The house smelled delicious as I walked back into it. Nova was in the kitchen mixing something in a pot.

“Hey, what are you doing here?” She spotted me.

“Just some office work for Theo,” I said, sitting on one of the bar stools. “What are you doing here?”

I checked the time behind her, seeing it was only two.

“Sol wasn’t feeling well, so they called me from school and thankfully my last client canceled, so I went to go pick her up,” she said, putting chunks of meat in a pot.

“Aww, poor baby,” I said, looking down the hall to her room. “What are you making? “Caldo de res. It’s like chicken soup with meat. I didn’t have any chicken.”

“Well, it smells amazing already.”

“Mama!” Sol yelled.

“Hold on, baby!” Nova yelled.

“I got it. Let me see if I can help her,” I said, getting up.

“Thanks, she’s probably looking for a specific pair of pjs she likes to wear when she’s sick,” Nova said, adding a few things to the pot.

“Ok, I’ll help her and holler if we need anything else,” I said, walking toward the hallway.

“Thanks, Iris. I appreciate you so much; I hope you know we all do,” she said, as I looked over my shoulder.

My throat tightened with emotion as she gave me a small smile. “Of course, I would do anything for this family.”

“Just don’t forget about yourself, ok?”

I nodded, afraid to say anything as guilt hit me. I married Nash to save the farm, but the longer I stayed in Sterling Ridge, the more I was choosing myself. Every day, I hated myself for not following through, but being here brought me more peace than I could imagine. I wish I still didn’t feel like I needed to keep my parents' dream alive.
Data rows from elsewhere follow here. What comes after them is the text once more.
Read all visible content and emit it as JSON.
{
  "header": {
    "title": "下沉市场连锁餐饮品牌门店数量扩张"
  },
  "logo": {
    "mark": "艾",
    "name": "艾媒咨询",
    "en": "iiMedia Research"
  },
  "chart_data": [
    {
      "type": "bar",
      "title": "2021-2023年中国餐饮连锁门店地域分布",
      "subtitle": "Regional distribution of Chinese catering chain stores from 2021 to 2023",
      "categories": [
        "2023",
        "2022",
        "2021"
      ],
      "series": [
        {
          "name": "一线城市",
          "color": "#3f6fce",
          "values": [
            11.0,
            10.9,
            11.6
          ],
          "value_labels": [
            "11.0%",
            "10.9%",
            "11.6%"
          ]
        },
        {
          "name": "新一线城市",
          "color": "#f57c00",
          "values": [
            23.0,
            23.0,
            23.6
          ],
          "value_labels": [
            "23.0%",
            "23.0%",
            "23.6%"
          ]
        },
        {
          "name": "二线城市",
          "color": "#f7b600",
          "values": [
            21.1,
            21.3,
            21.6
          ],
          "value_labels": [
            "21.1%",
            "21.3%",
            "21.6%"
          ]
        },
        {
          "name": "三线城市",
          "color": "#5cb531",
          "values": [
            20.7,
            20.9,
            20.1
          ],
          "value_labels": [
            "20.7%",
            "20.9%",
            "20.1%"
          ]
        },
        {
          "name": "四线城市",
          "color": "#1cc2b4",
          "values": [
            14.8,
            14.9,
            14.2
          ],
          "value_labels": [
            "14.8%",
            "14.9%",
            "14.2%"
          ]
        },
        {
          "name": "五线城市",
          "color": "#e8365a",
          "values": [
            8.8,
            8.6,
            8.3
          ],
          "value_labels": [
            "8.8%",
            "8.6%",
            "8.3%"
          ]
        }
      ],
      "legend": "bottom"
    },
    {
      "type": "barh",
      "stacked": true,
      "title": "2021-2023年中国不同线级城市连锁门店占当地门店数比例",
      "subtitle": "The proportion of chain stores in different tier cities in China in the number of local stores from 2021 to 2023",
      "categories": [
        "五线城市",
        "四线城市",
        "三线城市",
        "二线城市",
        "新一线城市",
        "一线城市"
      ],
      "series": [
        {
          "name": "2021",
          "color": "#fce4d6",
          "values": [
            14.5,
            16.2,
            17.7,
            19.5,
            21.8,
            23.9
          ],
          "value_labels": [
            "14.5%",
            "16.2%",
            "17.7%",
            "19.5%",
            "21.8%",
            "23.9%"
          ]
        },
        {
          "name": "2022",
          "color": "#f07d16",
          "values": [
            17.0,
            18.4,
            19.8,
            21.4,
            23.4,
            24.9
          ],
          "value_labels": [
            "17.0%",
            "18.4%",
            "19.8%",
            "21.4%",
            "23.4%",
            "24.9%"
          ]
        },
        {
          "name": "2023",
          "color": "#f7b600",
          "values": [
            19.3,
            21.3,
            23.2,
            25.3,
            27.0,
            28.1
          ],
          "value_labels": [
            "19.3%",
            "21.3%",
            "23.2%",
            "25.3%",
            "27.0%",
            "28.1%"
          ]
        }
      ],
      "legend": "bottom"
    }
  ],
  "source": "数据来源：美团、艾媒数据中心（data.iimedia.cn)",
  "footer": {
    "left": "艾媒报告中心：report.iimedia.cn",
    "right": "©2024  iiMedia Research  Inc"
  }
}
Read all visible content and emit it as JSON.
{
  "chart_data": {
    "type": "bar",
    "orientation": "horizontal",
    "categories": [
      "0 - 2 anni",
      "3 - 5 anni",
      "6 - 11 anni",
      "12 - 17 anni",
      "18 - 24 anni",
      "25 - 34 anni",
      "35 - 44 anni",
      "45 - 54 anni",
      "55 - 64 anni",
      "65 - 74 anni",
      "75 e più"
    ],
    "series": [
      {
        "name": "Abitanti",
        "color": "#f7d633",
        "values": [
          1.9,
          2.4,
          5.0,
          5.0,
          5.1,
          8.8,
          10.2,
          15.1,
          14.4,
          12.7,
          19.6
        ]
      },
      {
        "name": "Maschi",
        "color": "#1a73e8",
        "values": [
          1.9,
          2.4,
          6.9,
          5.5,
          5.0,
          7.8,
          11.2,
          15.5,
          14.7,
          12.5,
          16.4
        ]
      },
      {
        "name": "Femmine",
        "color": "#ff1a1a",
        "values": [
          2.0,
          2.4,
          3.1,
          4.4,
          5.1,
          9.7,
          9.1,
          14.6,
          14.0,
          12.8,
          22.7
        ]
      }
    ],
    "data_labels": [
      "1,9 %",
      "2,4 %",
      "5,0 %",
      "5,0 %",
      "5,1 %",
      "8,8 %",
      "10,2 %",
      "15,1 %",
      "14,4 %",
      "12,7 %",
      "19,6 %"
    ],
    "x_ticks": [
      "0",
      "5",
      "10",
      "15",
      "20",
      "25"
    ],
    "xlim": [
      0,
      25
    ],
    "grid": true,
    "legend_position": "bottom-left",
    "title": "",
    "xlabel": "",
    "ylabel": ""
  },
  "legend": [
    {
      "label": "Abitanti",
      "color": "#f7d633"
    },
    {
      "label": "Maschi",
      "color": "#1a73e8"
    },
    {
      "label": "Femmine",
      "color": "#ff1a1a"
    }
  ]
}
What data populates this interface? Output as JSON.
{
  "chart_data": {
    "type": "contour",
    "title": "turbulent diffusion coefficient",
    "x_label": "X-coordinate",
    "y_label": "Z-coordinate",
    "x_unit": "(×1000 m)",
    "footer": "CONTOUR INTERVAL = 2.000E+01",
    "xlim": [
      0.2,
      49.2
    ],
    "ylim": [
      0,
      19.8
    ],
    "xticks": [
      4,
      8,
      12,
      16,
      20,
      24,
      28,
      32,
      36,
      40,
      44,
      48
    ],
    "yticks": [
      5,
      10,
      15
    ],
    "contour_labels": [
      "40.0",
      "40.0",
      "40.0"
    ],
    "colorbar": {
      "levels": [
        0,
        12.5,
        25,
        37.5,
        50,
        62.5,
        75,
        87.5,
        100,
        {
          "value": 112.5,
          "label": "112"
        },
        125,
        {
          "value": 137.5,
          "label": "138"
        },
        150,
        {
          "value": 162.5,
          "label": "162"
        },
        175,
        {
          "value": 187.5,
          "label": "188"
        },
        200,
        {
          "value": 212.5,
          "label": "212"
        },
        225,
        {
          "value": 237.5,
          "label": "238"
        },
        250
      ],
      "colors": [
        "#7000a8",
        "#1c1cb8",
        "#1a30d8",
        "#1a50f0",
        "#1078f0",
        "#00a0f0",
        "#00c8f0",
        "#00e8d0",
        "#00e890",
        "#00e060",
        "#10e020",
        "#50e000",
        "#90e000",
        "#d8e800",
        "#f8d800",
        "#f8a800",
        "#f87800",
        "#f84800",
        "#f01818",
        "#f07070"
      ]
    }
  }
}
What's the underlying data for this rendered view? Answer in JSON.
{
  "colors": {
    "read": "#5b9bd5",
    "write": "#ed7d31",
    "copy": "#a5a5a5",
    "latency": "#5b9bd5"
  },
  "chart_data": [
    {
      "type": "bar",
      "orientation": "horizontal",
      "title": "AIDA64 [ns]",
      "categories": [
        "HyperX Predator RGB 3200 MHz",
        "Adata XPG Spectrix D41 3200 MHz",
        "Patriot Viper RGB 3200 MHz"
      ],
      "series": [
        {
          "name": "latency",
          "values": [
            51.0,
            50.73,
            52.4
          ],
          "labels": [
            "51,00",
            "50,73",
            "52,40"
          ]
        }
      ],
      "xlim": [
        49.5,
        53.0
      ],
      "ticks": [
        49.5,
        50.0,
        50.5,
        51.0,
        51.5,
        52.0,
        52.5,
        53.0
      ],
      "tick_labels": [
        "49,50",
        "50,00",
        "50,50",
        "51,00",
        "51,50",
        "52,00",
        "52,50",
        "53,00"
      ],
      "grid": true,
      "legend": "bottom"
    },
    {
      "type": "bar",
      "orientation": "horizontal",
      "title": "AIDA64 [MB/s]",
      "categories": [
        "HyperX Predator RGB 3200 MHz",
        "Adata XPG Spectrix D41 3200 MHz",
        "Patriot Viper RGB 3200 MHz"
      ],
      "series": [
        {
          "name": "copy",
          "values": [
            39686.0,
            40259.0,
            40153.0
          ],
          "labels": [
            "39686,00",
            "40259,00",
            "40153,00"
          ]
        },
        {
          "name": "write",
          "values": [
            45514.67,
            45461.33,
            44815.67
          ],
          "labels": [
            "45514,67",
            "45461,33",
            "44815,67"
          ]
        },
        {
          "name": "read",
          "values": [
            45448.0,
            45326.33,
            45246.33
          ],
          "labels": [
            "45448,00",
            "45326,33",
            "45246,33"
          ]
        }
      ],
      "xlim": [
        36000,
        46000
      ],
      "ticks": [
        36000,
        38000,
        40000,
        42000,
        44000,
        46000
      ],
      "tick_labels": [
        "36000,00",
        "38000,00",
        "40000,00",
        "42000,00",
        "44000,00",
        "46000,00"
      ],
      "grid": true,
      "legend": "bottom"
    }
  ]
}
It used to be my dream too.

13

nash

There wasnothing worse than finding out your little brother was going to college and playing hockey for a D1 school that was just an hour away from where I was in Sterling Ridge. I wasn’t very close to Parker or Collin because of our huge age difference. I was eight years older than Parker and ten years older than Collin. By the time they were born, I was working for father. Mom kept the boys busy the older we got and it almost felt like she was keeping them away from me.

I was always the wild child; the child who gave them a hard time, who was defiant because I asked questions. I didn’t do what I was told and didn’t fall in line like Brooks. They made an example out of me time and time again until I was tired of being their punching bag, so I stayed away from home as often as I could. My love of the rodeo grew when I would sneak away and watch the local rodeos and tend to our horses.

All the time away didn’t stop Parker from seeking me out and my mother hated it. He would watch me train horses, clean and take care of them. I even caught him trying to sneak out with me when I would go watch the rodeo in town. He was my shadow until my father gave me an opportunity to do what I wanted. Ididn’t realize it until it was too late that he gave me my rodeo opportunity and Parker was pushed towards hockey to keep us separated.

When I talked to Brooks about it, he told me I was being delusional. He gaslit me into thinking I was seeing things that weren’t there, but the older I got, the more it became clear: my father didn’t want me around my little brothers. It was also how he controlled me. He used my love for the rodeo to bring me to my knees and I hated that. So that is why I needed to get out from under his thumb.

Parker’s team had made it to regionals, on his way to making it to the frozen four, which was fucking amazing. Brooks said he wanted to go pro and champions meant scouts took notice of you. On the drive over there, I tried not to let the guilt eat me alive. I pulled away for a reason, but I could have attempted to keep in touch as he got older. Now I hated myself a little, and I didn’t know how he was going to react to seeing me. I texted him before I left, but that felt insignificant.